Broadcom shares slump as revenue target fails to impress investors counting on AI boost

By Akash Sriram and Arsheeya Bajwa

(Reuters) -Broadcom’s shares closed down 10% on Friday after the chipmaker’s tepid revenue forecast spooked investors betting on robust demand for AI chips to drive strong growth.

Chipmakers are bearing the brunt of Wall Street’s lofty expectations after a months-long rally in shares of semiconductor firms, as investors bet heavily on the hardware that supports generative AI technology.

Broadcom posted a big decline in quarterly revenue from its broadband and non-AI networking divisions on Thursday, while a hike in its annual forecast for AI chip sales failed to impress growth-hungry investors who have driven a more than 35% increase in its shares so far this year.
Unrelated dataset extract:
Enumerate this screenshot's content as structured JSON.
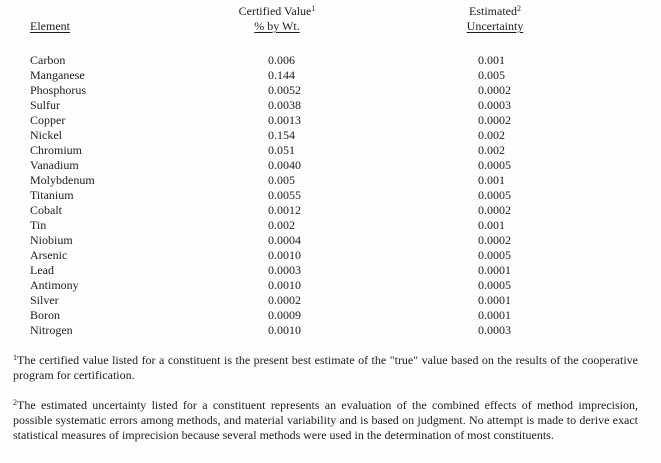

The drop in Broadcom’s shares stems from “the lack of upside in estimates .. and outlook in AI revenue … along with lackluster semiconductor segment revenue,” said CFRA Research analyst Angelo Zino.

While the company increased its sales forecast for AI chips by $1 billion for the fiscal year ending October to $12 billion, the boost was in line with widespread expectations, Zino said.

The selloff in Broadcom’s shares wiped out more than $73 billion off its market value at the close of the market.

Artificial intelligence-linked chips are still a bright spot for Broadcom, as Big Tech invests in the datacenter infrastructure necessary to move around the hoards of data used by AI models.

However, Broadcom’s custom AI chip business could see lumpy growth due to its dependence on a limited number of customers spending large amounts of capital.

Broadcom does not name its three custom AI chip clients, but is reported to be behind Alphabet’s TPU chips employed in the tech giant’s datacenters.

Morgan Stanley analysts said Broadcom’s AI revenue could be uneven, though it noted still-strong growth this year. The company’s AI chip revenue is expected to rise 10% sequentially to over $3.5 billion in the current quarter.

The company’s shares were valued at around 26 times forward earnings expectations compared to about 30 for AI chip giant Nvidia.

Other chip stocks such as Nvidia, Advanced Micro Devices and Micron Tech were relatively flat.

Revenue from Broadcom’s semiconductor segment, which supplies products for data centers and networking, grew 5% year-on-year in the quarter ending July, but just 1% from the previous quarter.

The drop in Broadcom’s stock adds to cooling market enthusiasm for artificial intelligence, even as Big Tech continues to invest in AI development.

Nvidia shares – a barometer for the AI rally – lost more than 7% last week while Broadcom dropped about 2% as Nvidia’s lackluster forecast sparked a selloff.

Broadcom also reported a surprise net loss of $1.88 billion, ending an almost eight-year streak of recording a net profit, according to LSEG data. Analysts had estimated a net profit of $2.88 billion.

The unexpected loss could be attributed to the company relocating some of its intellectual property back to the United States, resulting in a huge tax hit, said Daiwa analyst Louis Miscioscia.